Motor-cycle Patrolman Morgan was a well-trained and observant officer. Despite the leather flaps and earphones that covered his ears, he pinpointed the likely area of the explosion although he had seen no flash. It had come from the far side of the churchyard
or else from just beyond the wall to the Hall. No one had entered the churchyard from his end in the hour he had been sitting in patient vigil, nor had anything else happened that could have been regarded as suspicious. If the violent and powerful eruption had been caused by human agency, then that agent’s entry had most likely been effected from the Hall area, which meant, in PC Morgan’s experience, that his exit would be made the same way. Being a mobile policeman, PC Morgan elected to ride along the road to the Hall instead of running through the churchyard, which enabled him at the same time to call up his radio control and report that the bombers were out in Mitchell Stoke.

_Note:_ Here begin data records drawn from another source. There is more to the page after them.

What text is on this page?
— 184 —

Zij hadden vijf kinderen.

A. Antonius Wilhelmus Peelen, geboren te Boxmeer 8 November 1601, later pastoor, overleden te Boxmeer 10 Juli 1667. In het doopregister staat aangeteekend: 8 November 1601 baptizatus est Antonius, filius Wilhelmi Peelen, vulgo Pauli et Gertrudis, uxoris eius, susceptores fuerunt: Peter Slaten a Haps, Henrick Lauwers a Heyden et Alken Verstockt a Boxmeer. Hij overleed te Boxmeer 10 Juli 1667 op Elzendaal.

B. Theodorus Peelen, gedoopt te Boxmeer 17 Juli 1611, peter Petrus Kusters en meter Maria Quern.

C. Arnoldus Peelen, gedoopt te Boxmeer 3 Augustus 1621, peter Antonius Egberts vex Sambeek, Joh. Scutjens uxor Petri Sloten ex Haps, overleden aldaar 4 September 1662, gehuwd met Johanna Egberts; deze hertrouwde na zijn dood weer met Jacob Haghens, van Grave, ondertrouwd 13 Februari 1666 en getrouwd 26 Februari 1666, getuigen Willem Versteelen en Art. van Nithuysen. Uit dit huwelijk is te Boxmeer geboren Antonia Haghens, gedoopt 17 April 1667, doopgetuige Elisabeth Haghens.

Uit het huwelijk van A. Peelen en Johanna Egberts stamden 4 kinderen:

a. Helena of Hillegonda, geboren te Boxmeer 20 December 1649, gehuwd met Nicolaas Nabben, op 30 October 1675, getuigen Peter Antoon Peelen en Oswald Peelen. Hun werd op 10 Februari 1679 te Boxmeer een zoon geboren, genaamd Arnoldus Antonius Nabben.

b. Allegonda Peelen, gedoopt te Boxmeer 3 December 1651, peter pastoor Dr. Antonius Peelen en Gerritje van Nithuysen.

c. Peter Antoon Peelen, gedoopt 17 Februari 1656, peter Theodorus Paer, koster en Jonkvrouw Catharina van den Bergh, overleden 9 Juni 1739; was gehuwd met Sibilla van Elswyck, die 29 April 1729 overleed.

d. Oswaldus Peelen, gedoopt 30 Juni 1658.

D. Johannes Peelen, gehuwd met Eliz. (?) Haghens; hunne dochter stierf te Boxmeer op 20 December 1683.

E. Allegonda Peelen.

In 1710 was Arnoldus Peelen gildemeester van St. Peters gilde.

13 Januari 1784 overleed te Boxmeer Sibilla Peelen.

‘It came from the other side, Officer,’ Treasure had halted beside the open gate that led from the Hall garden into the churchyard as the beam from the motor-cycle headlight swept across him. PC Morgan had caught sight of the banker’s hastening figure as he had driven around the side of the Hall, and common sense had dictated that he should bear down upon, and apprehend, the only person in view two minutes after a noisy unexplained incident. He manoeuvred the motor-bike around the edge of the swimming pool, braked to a halt between Treasure and the gateway, parked the machine with the engine running, and dismounted.
‘Your name, sir …’
‘Is Treasure. I’m staying with Sir Arthur Moonlight at the Dower House. I’ve been helping Chief Inspector Bantree with his investigations all day, and I suggest that if you have any more questions you ask them as we go along. The explosion came from beyond this wall. Come on.’
Treasure plunged through the gateway, followed by a mildly affronted patrolman not entirely convinced that matters were proceeding in an orthodox way, but satisfied that the only character available to be suspected was jogging ahead of him literally under his surveillance.